Gateway to Gateway VPN

[Sammy]

Can someone please point me to a good doc or white paper on HOW TO create
gateway to gateway VPN using Windows 2000 or Windows 2003? NOT ISA, but
plain VPN using Windows 2000 or 2003.

Thanks!

 

[Robert L [MS-MVP]]

quoted from http://www.ChicagoTech.net
How to Setup A Site-to-Site VPN Connection

To setup a Site-to-Site VPN Connection , you may need to configure two
windows servers for the Answering and Calling Routers. Here are the steps:

1. Run RRAS, on Configuration page, select LAN routing.
2. Configure VPN on the Answering Router.
3. Configure the Demand-dial Interface on the Answering Router.
4. Configure VPN on the Calling Router.
5. Configure the Demand-dial Interface on the Calling Router.
6. Confirm the Remote Access Policy Configuration on the Answering and
Calling Routers.


--
For more and other information, go to http://www.ChicagoTech.net

Don't send e-mail or reply to me except you need consulting services.
Posting on MS newsgroup will benefit all readers and you may get more help.

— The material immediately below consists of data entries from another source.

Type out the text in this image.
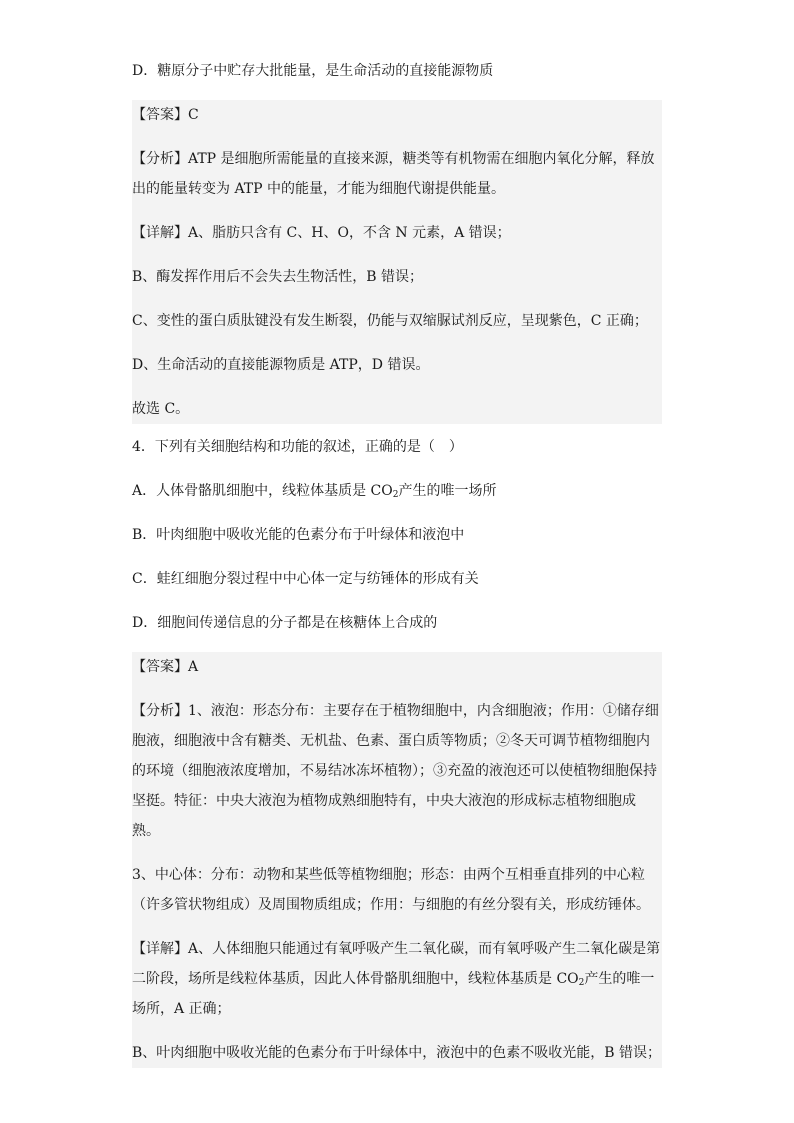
D．糖原分子中贮存大批能量，是生命活动的直接能源物质
【答案】C
【分析】ATP 是细胞所需能量的直接来源，糖类等有机物需在细胞内氧化分解，释放出的能量转变为 ATP 中的能量，才能为细胞代谢提供能量。
【详解】A、脂肪只含有 C、H、O，不含 N 元素，A 错误；
B、酶发挥作用后不会失去生物活性，B 错误；
C、变性的蛋白质肽键没有发生断裂，仍能与双缩脲试剂反应，呈现紫色，C 正确；
D、生命活动的直接能源物质是 ATP，D 错误。
故选 C。
4．下列有关细胞结构和功能的叙述，正确的是（　）
A．人体骨骼肌细胞中，线粒体基质是 $CO_2$产生的唯一场所
B．叶肉细胞中吸收光能的色素分布于叶绿体和液泡中
C．蛙红细胞分裂过程中中心体一定与纺锤体的形成有关
D．细胞间传递信息的分子都是在核糖体上合成的
【答案】A
【分析】1、液泡：形态分布：主要存在于植物细胞中，内含细胞液；作用：①储存细胞液，细胞液中含有糖类、无机盐、色素、蛋白质等物质；②冬天可调节植物细胞内的环境（细胞液浓度增加，不易结冰冻坏植物）；③充盈的液泡还可以使植物细胞保持坚挺。特征：中央大液泡为植物成熟细胞特有，中央大液泡的形成标志植物细胞成熟。
3、中心体：分布：动物和某些低等植物细胞；形态：由两个互相垂直排列的中心粒（许多管状物组成）及周围物质组成；作用：与细胞的有丝分裂有关，形成纺锤体。
【详解】A、人体细胞只能通过有氧呼吸产生二氧化碳，而有氧呼吸产生二氧化碳是第二阶段，场所是线粒体基质，因此人体骨骼肌细胞中，线粒体基质是 $CO_2$产生的唯一场所，A 正确；
B、叶肉细胞中吸收光能的色素分布于叶绿体中，液泡中的色素不吸收光能，B 错误；
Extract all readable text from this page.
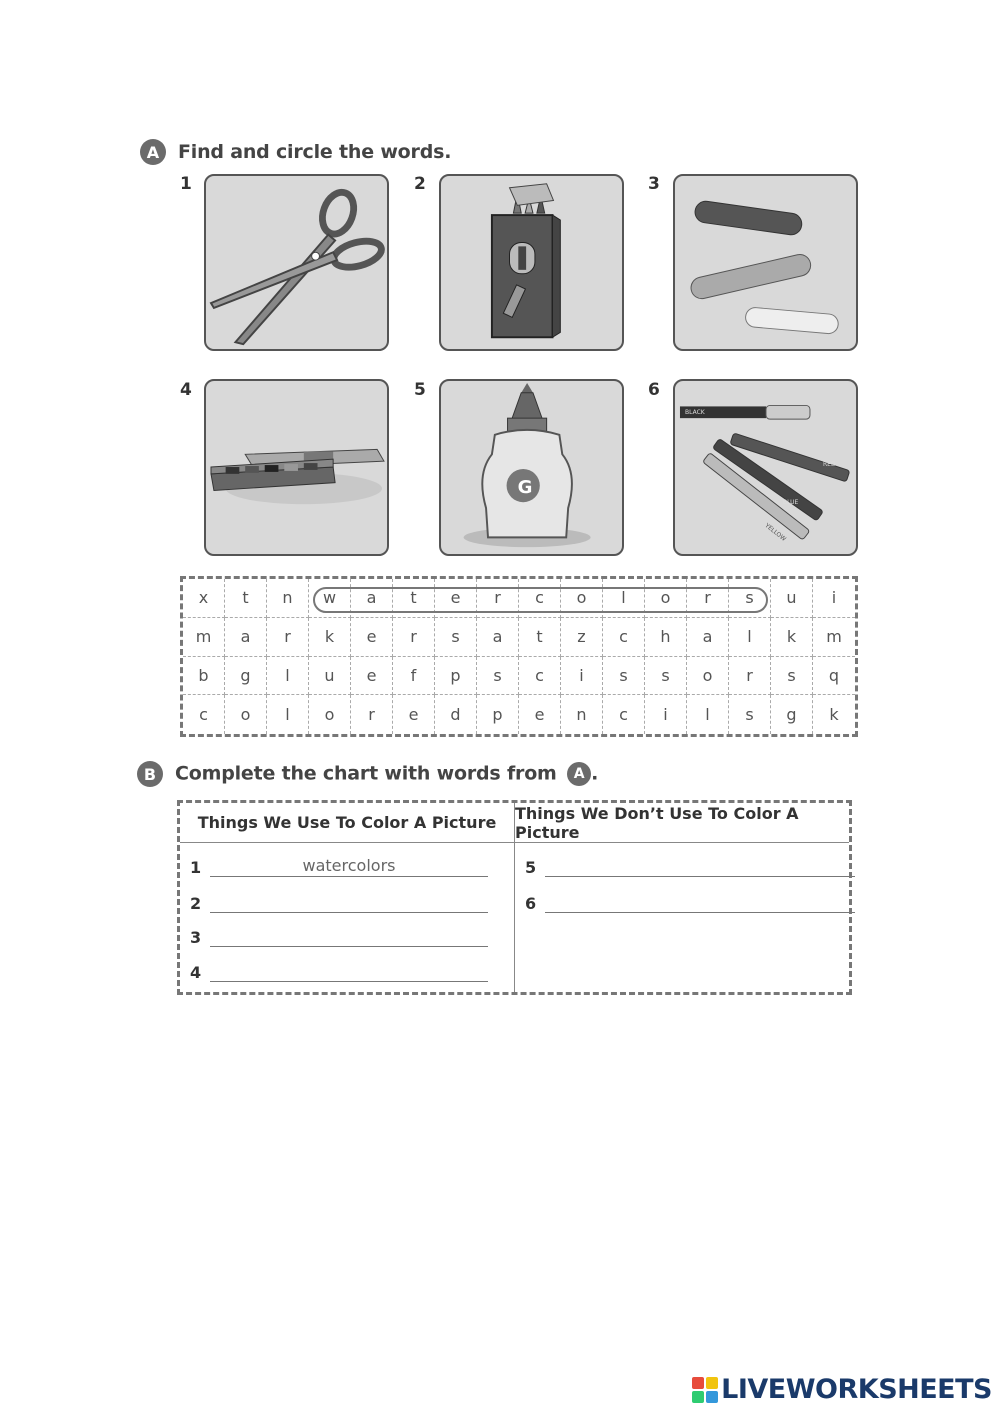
A Find and circle the words.
1	2	3
4	5	6
G
BLACK
RED
BLUE
YELLOW
x	t	n	w	a	t	e	r	c	o	l	o	r	s	u	i
m	a	r	k	e	r	s	a	t	z	c	h	a	l	k	m
b	g	l	u	e	f	p	s	c	i	s	s	o	r	s	q
c	o	l	o	r	e	d	p	e	n	c	i	l	s	g	k
B Complete the chart with words from A .
Things We Use To Color A Picture
1	watercolors
2
3
4
Things We Don’t Use To Color A Picture
5
6
LIVEWORKSHEETS
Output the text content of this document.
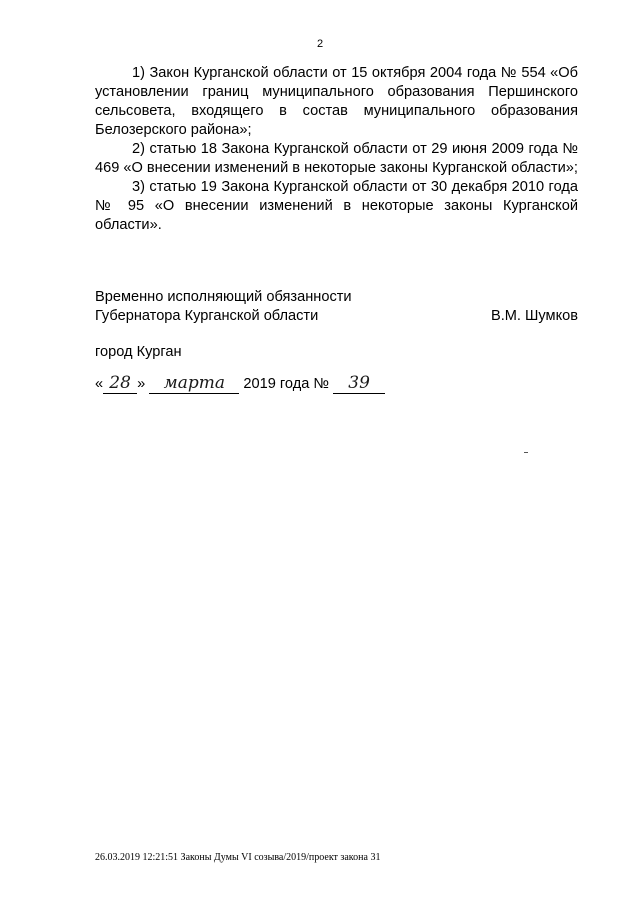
2

1) Закон Курганской области от 15 октября 2004 года № 554 «Об установлении границ муниципального образования Першинского сельсовета, входящего в состав муниципального образования Белозерского района»;

2) статью 18 Закона Курганской области от 29 июня 2009 года № 469 «О внесении изменений в некоторые законы Курганской области»;

3) статью 19 Закона Курганской области от 30 декабря 2010 года № 95 «О внесении изменений в некоторые законы Курганской области».

Временно исполняющий обязанности
Губернатора Курганской области	В.М. Шумков
город Курган
« 28 » марта 2019 года № 39
26.03.2019 12:21:51 Законы Думы VI созыва/2019/проект закона 31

Robert Lin, MS-MVP, MCSE & CNE
Networking, Internet, Routing, VPN, Anti-Virus, Tips & Troubleshooting on
http://www.ChicagoTech.net
This posting is provided "AS IS" with no warranties.

 

[Bill Grant]

There are several guides at microsoft.com . A search for "router to
router" should pick them up. Phillip Windell listed some in a reply to a
question today in the windows.server.networking newsgroup .

Have you looked at the article in help in W2003? I believe it is also
under router to router VPN.

 

[Phillip Windell]

Hi Bill!

Now my cover is blown, now they all know I been "moonlighting" in the
Networking groups when they weren't looking :-0

Here's some articles for VPN when ISA is involved:

(Tom! where's part #1? A lot of multi-part articles aren't showing all the
parts in the searches)
Joining Networks over the Internet with a Gateway to Gateway VPN: ISA Server
to Windows 2000 RRAS - Part 2
http://www.isaserver.org/articles/g2gisa2rraspart2.html

Announcing the ISA Server 2000 VPN Deployment Kit
http://www.isaserver.org/articles/isa2000vpndeploymentkit.html

Here one from MS's site. I looks like one of those "Audio/video" things you
have to use mediaplayer for.

Deploying a Highly Available Site-to-Site VPN with Microsoft ISA Server
http://www.microsoft.com/technet/pr...3/introduction/virtualconf/deploy/vcon42.mspx

 

[Joel Gacosta]

I setup a router-to-router VPN between two offices and it works perfectly.
We're planning to have multiple branches with same configuration(with one
main office and all the branches are connecting to it). Is there a
limitation in the number of router-to-router connection?

thanks!

 

[Bill Grant]

Not that I am aware of. You just need to set up a demand-dial interface
on the central server for each site with the appropriate routes. The sites
need to be in different IP subnets (ie different from each other and from
the central site). And each site needs to connect to the correct dd
interface to setup the correct return route.

You can even route between branches if you use a hub and spoke routing
model. For instance, if all sites use 192.168.x.x/24 addresses, you can set
the remote sites to send all 192.168.0.0/16 traffic to the central site. The
central site will then relay traffic for another site up the correct "spoke"
(since the central site has routes to all peripheral sites).